Center for Virology and Vaccine Research, Beth Israel Deaconess Medical Center, Boston, Massachusetts, USA.
Harvard Medical School, Boston, Massachusetts, USA.
J Infect Dis. 2022 Apr 1;225(7):1124-1128. doi: 10.1093/infdis/jiab569.
Individuals on immunosuppressive (IS) therapy have increased mortality from severe acute respiratory syndrome coronavirus 2 (SARS-CoV-2) infection, and delayed viral clearance may lead to new viral variants. IS therapy reduces antibody responses following coronavirus disease 2019 (COVID-19) messenger RNA (mRNA) vaccination; however, a comprehensive assessment of vaccine immunogenicity is lacking. Here we show that IS therapy reduced neutralizing, binding, and nonneutralizing antibody functions in addition to CD4 and CD8 T-cell interferon-γ responses following COVID-19 mRNA vaccination compared to immunocompetent individuals. Moreover, IS therapy reduced cross-reactivity against SARS-CoV-2 variants. These data suggest that the standard COVID-19 mRNA vaccine regimens will likely not provide optimal protection in immunocompromised individuals.

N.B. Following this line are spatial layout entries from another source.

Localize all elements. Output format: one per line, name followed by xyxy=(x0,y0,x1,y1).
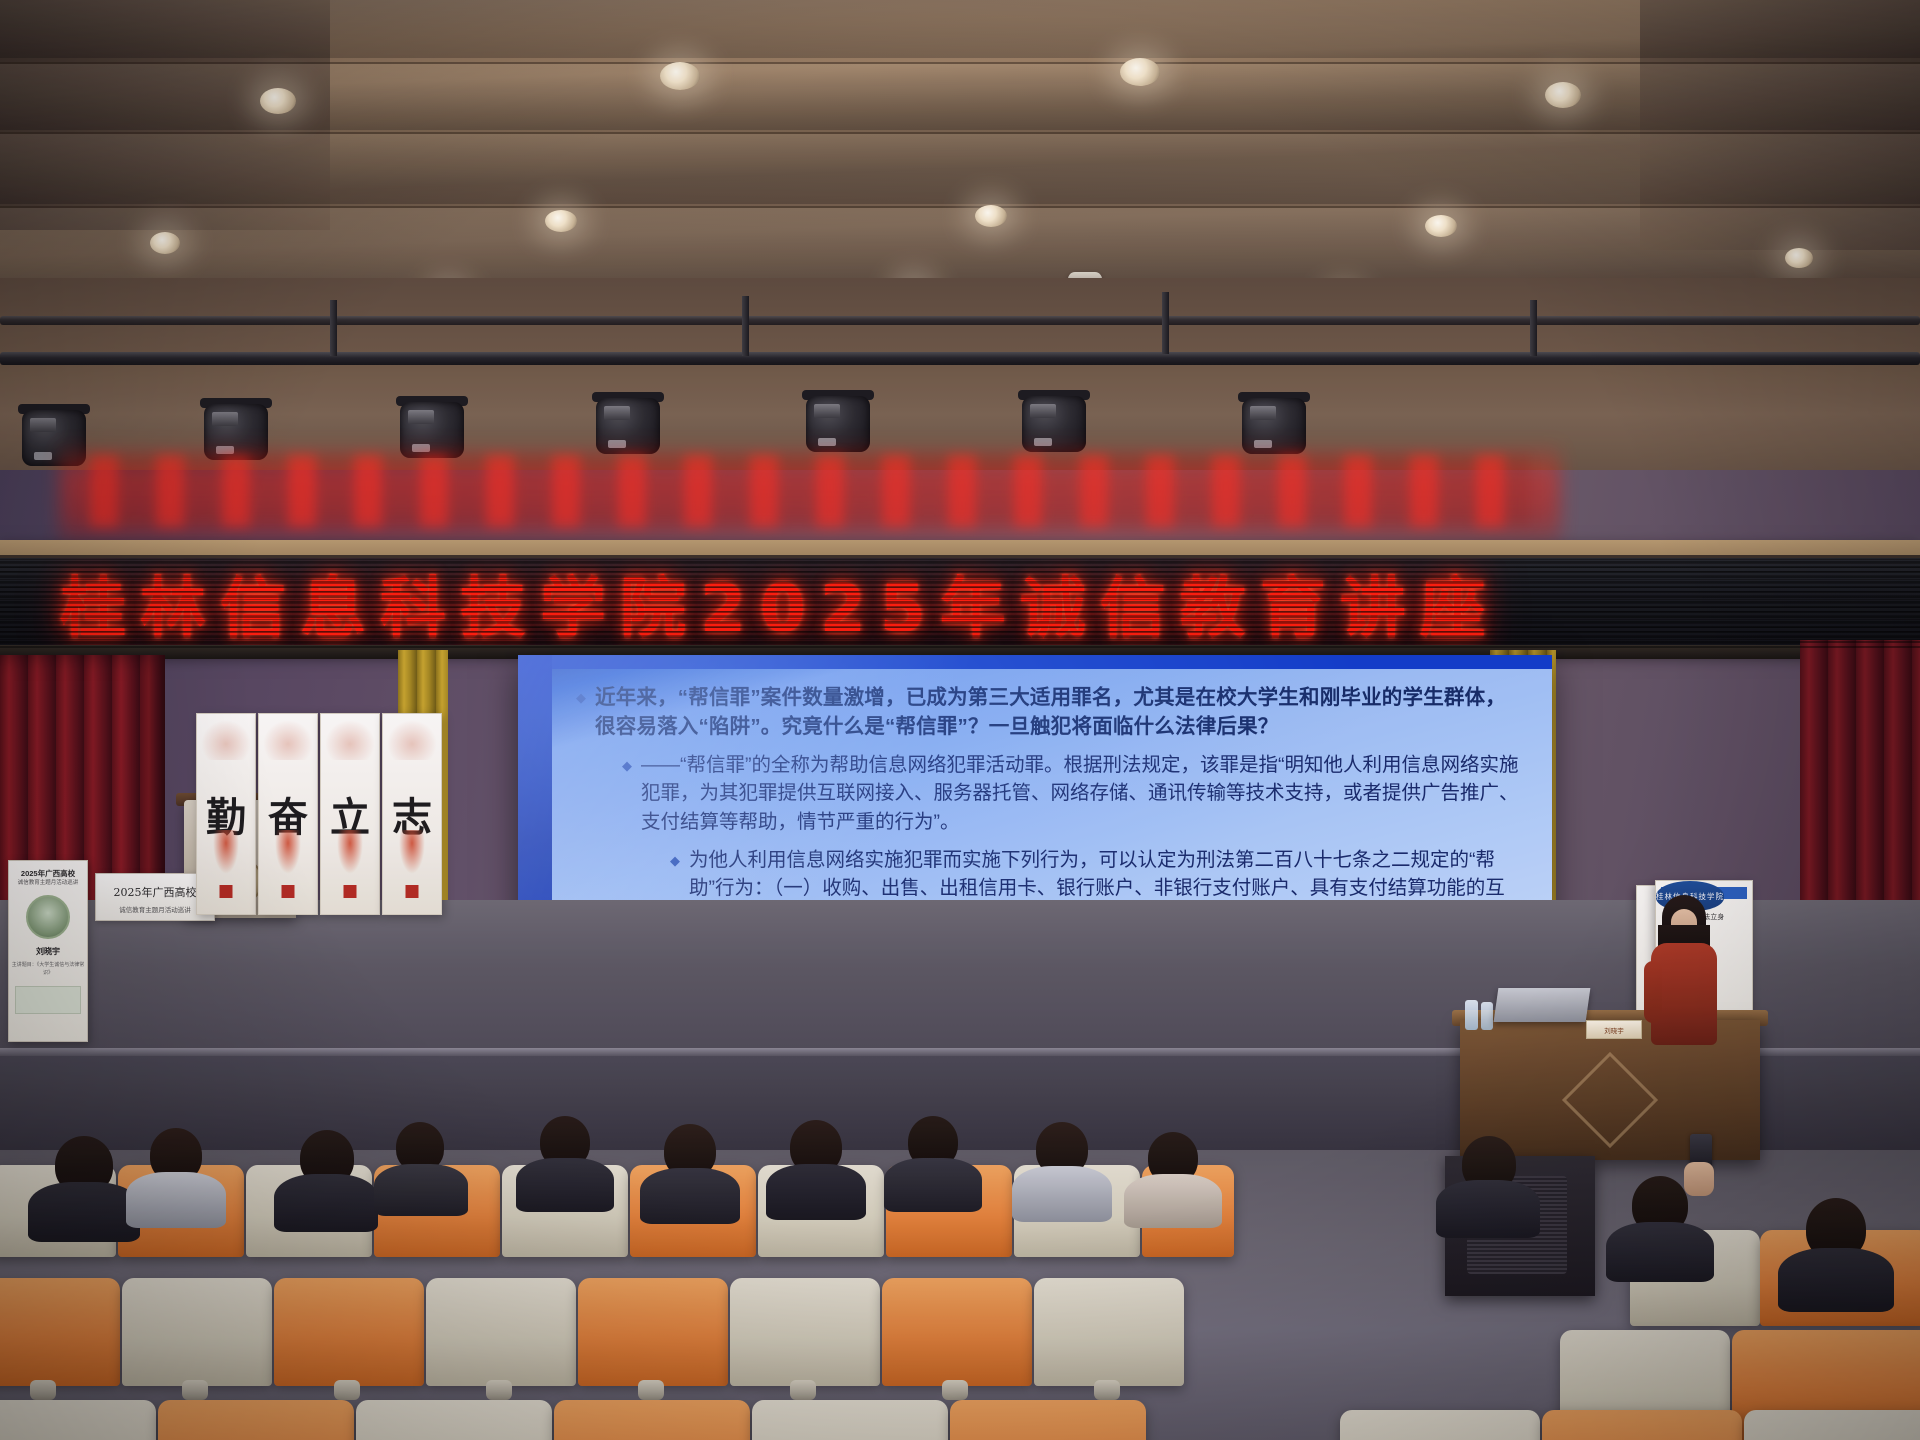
ink-wash-decor xyxy=(325,720,375,760)
audience-shoulder xyxy=(1606,1222,1714,1282)
stage-curtain-right xyxy=(1800,640,1920,940)
presenter xyxy=(1640,895,1726,1045)
led-scanline-overlay xyxy=(0,558,1920,648)
red-figure-decor xyxy=(275,830,301,874)
seal-stamp-icon xyxy=(344,885,357,898)
raised-hand xyxy=(1684,1162,1714,1196)
seat xyxy=(578,1278,728,1386)
audience-shoulder xyxy=(1436,1180,1540,1238)
seat xyxy=(356,1400,552,1440)
water-bottle xyxy=(1481,1002,1493,1030)
audience-shoulder xyxy=(274,1174,378,1232)
slide-bullet-2: ◆ ——“帮信罪”的全称为帮助信息网络犯罪活动罪。根据刑法规定，该罪是指“明知他… xyxy=(622,751,1522,836)
led-banner: 桂林信息科技学院2025年诚信教育讲座 xyxy=(0,555,1920,651)
seat xyxy=(730,1278,880,1386)
led-glow-reflection-bars xyxy=(90,455,1530,527)
audience-shoulder xyxy=(374,1164,468,1216)
seat xyxy=(1542,1410,1742,1440)
calligraphy-banner-qin: 勤 xyxy=(196,713,256,915)
speaker-poster: 2025年广西高校 诚信教育主题月活动巡讲 刘晓宇 主讲题目：《大学生诚信与法律… xyxy=(8,860,88,1042)
calligraphy-banner-fen: 奋 xyxy=(258,713,318,915)
calligraphy-banner-zhi: 志 xyxy=(382,713,442,915)
speaker-poster-title: 2025年广西高校 xyxy=(9,868,87,879)
audience-shoulder xyxy=(766,1164,866,1220)
audience-shoulder xyxy=(126,1172,226,1228)
slide-bullet-2-text: ——“帮信罪”的全称为帮助信息网络犯罪活动罪。根据刑法规定，该罪是指“明知他人利… xyxy=(641,751,1522,836)
seat xyxy=(1744,1410,1920,1440)
audience-seating xyxy=(0,1110,1920,1440)
ink-wash-decor xyxy=(201,720,251,760)
seat xyxy=(426,1278,576,1386)
bullet-marker-icon: ◆ xyxy=(670,853,680,869)
seat xyxy=(1340,1410,1540,1440)
seat xyxy=(752,1400,948,1440)
water-bottle xyxy=(1465,1000,1478,1030)
audience-shoulder xyxy=(640,1168,740,1224)
seat xyxy=(554,1400,750,1440)
speaker-portrait xyxy=(26,895,70,939)
audience-shoulder xyxy=(516,1158,614,1212)
audience-shoulder xyxy=(884,1158,982,1212)
audience-shoulder xyxy=(28,1182,140,1242)
seat xyxy=(0,1400,156,1440)
seat xyxy=(122,1278,272,1386)
seat xyxy=(274,1278,424,1386)
ink-wash-decor xyxy=(263,720,313,760)
red-figure-decor xyxy=(337,830,363,874)
lectern-name-card: 刘晓宇 xyxy=(1586,1020,1642,1039)
laptop xyxy=(1494,988,1591,1022)
seal-stamp-icon xyxy=(282,885,295,898)
bullet-marker-icon: ◆ xyxy=(622,758,632,774)
seat xyxy=(0,1278,120,1386)
speaker-poster-subtitle: 诚信教育主题月活动巡讲 xyxy=(9,879,87,887)
red-figure-decor xyxy=(213,830,239,874)
calligraphy-banner-li: 立 xyxy=(320,713,380,915)
seat xyxy=(950,1400,1146,1440)
slide-top-accent xyxy=(518,655,1552,669)
speaker-name: 刘晓宇 xyxy=(9,946,87,957)
speaker-topic: 主讲题目：《大学生诚信与法律常识》 xyxy=(9,961,87,977)
audience-shoulder xyxy=(1012,1166,1112,1222)
poster-decor-bar xyxy=(15,986,81,1014)
seat xyxy=(158,1400,354,1440)
seal-stamp-icon xyxy=(220,885,233,898)
red-figure-decor xyxy=(399,830,425,874)
seal-stamp-icon xyxy=(406,885,419,898)
audience-shoulder xyxy=(1124,1174,1222,1228)
presenter-arm xyxy=(1644,961,1662,1023)
audience-shoulder xyxy=(1778,1248,1894,1312)
ink-wash-decor xyxy=(387,720,437,760)
slide-bullet-1: ◆ 近年来，“帮信罪”案件数量激增，已成为第三大适用罪名，尤其是在校大学生和刚毕… xyxy=(576,683,1522,741)
seat xyxy=(882,1278,1032,1386)
seat xyxy=(1034,1278,1184,1386)
slide-bullet-1-text: 近年来，“帮信罪”案件数量激增，已成为第三大适用罪名，尤其是在校大学生和刚毕业的… xyxy=(595,683,1522,741)
lecture-hall-photo: 桂林信息科技学院2025年诚信教育讲座 ◆ 近年来，“帮信罪”案件数量激增，已成… xyxy=(0,0,1920,1440)
bullet-marker-icon: ◆ xyxy=(576,690,586,706)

接受免疫抑制治疗的个体因严重急性呼吸综合征冠状病毒 2(SARS-CoV-2)感染而导致死亡率增加,且病毒清除延迟可能导致新的病毒变异。免疫抑制治疗会降低 2019 冠状病毒病(COVID-19)信使 RNA(mRNA)疫苗接种后的抗体反应;然而,目前缺乏对疫苗免疫原性的全面评估。在这里,我们发现与免疫功能正常的个体相比,接受免疫抑制治疗的个体在 COVID-19 mRNA 疫苗接种后,除了 CD4 和 CD8 T 细胞干扰素-γ反应外,中和、结合和非中和抗体功能均受到抑制,而且对 SARS-CoV-2 变异体的交叉反应性也降低。这些数据表明,标准的 COVID-19 mRNA 疫苗方案可能无法为免疫功能低下的个体提供最佳保护。